Out of this World: An Introduction

Barry J. Fishman '89

Out of this World (Viking Press, 1988) is Graham Swift's fourth major novel. One imagines that this work must have been very difficult to write, following as it does the magical Waterland, which received unanimous critical acclaim. Swift kept this book a secret until he was ready to publish, perhaps in an effort to protect himself. It was apparent that he was working on something in the years that followed Waterland but details of plot and structure were closely guarded by the author. The results are an interesting and gripping novel that takes Swift in some new directions while remaining firmly rooted in his past work, reiterating many familiar themes.

Swift is careful to relate his fiction to reality, deftly weaving the lives and events of his characters into the framework of actual history. One of the main characters, Harry Beech, is a photojournalist who has been a bystander to every major human conflict from World War II onward. Harry's entire career is a reaction to his dead father's munitions business. Robert Beech was killed by a terrorist bomb blast ten years before the novel takes place, ironically while Harry is on his way to photograph the IRA in Belfast. Harry is haunted by his father and the heroic image that was created around him after he lost an arm in World War I. Is Robert Beech really a hero? Should that matter to his son? These questions are reminiscent of Shuttlecock, Swift's second novel, and the search for their answers provides the impetus for most of the text.

By taking pictures of war that show the human and social losses, Harry rebelled against his father's "arms" empire. What he doesn't realize is that while he travels all over the world to photograph current events, his own family feels neglected back in England. His wife Anna is dead and his daughter Sophie is in psychoanalysis in New York City (an interesting aside: This is the first time that Swift writes of an American city. Prior to the writing of this novel, he had not visited the U.S. His American publisher brought him here for a lecture tour after the tremendous success of Waterland. Judging from its prominence in Out of this World, New York made quite an impression on Graham Swift.). Sophie has suffered from her father's frequent absences, and the closest that she has had to a father is Harry's father, the doting Robert Beech.

One of the most interesting structural features of Out of This World is the dual first-person narrative. Harry and Sophie take turns telling stories that combine to provide a complete picture of Beech family history. There are two individual chapters at the end of the novel, one by Harry's dead wife Anna and the other by Sophie's husband Joe. Temporal sequencing follows the individual recollections of the narrator. Time flow is slightly more linear if one first reads all of Harry's chapters and then all of Sophie's chapters, but in doing this one loses the carefully arranged interplay of the narrators' lives. The changing narration lends the book a strange conversational feeling, as if the elder and daughter Beech are somehow in mental communication across the Atlantic. This high-minded approach can work against Swift as well, as one critic comments: "The first-person reminiscences of both Harry and Sophie are too sketchy to give their past real substance. As a result, Out of This World remains a very cerebral book that describes strong emotion while failing to communicate it."
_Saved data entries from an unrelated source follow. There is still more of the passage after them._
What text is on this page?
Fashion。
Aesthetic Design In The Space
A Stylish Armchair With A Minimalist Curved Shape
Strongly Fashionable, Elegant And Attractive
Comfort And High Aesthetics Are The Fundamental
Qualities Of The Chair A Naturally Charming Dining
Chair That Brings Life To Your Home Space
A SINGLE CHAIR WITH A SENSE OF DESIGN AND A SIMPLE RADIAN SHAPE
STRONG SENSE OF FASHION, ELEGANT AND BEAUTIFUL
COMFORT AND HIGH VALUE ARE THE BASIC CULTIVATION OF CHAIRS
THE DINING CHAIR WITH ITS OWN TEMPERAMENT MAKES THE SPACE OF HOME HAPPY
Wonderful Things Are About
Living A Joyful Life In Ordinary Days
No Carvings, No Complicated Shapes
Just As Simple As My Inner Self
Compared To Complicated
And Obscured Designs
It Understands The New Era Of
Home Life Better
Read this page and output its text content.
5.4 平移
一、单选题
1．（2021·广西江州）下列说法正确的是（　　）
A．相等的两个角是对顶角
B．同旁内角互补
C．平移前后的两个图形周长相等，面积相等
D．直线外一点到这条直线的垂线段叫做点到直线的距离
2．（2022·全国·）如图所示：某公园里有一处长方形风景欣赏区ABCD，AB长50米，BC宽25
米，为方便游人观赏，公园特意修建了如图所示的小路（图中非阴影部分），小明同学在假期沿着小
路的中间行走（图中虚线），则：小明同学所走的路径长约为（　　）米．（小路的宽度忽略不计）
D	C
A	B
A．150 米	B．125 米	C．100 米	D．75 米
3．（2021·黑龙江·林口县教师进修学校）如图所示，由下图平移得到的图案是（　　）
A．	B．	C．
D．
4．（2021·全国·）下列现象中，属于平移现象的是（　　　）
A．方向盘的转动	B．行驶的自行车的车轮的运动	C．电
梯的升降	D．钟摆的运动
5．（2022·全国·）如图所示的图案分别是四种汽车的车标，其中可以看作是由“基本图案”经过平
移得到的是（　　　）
Whereas it is possible that many of the subtleties of Swift's writing could be lost amid the complex narration, only those encountering Swift for the first time in this novel will encounter problems. For the reader familiar with Shuttlecock and Waterland, or even with several of Swift's short stories, the novel's themes will seem like old friends. There is a great deal of familiar material in this novel; Swift merely broadens the scope of his favorite themes with imagery that reaches a wider audience. Where an earlier novel may have treated the Coronation of Elizabeth II as a world-wide media event, Out of This World begins with the Apollo moon missions. The addition of New York City also makes the book more accessible to American readers that may crave familiar turf. In any event, Out of This World is a welcome addition to Swift's works, successfully presenting many familiar themes in an entertaining and inventive vehicle.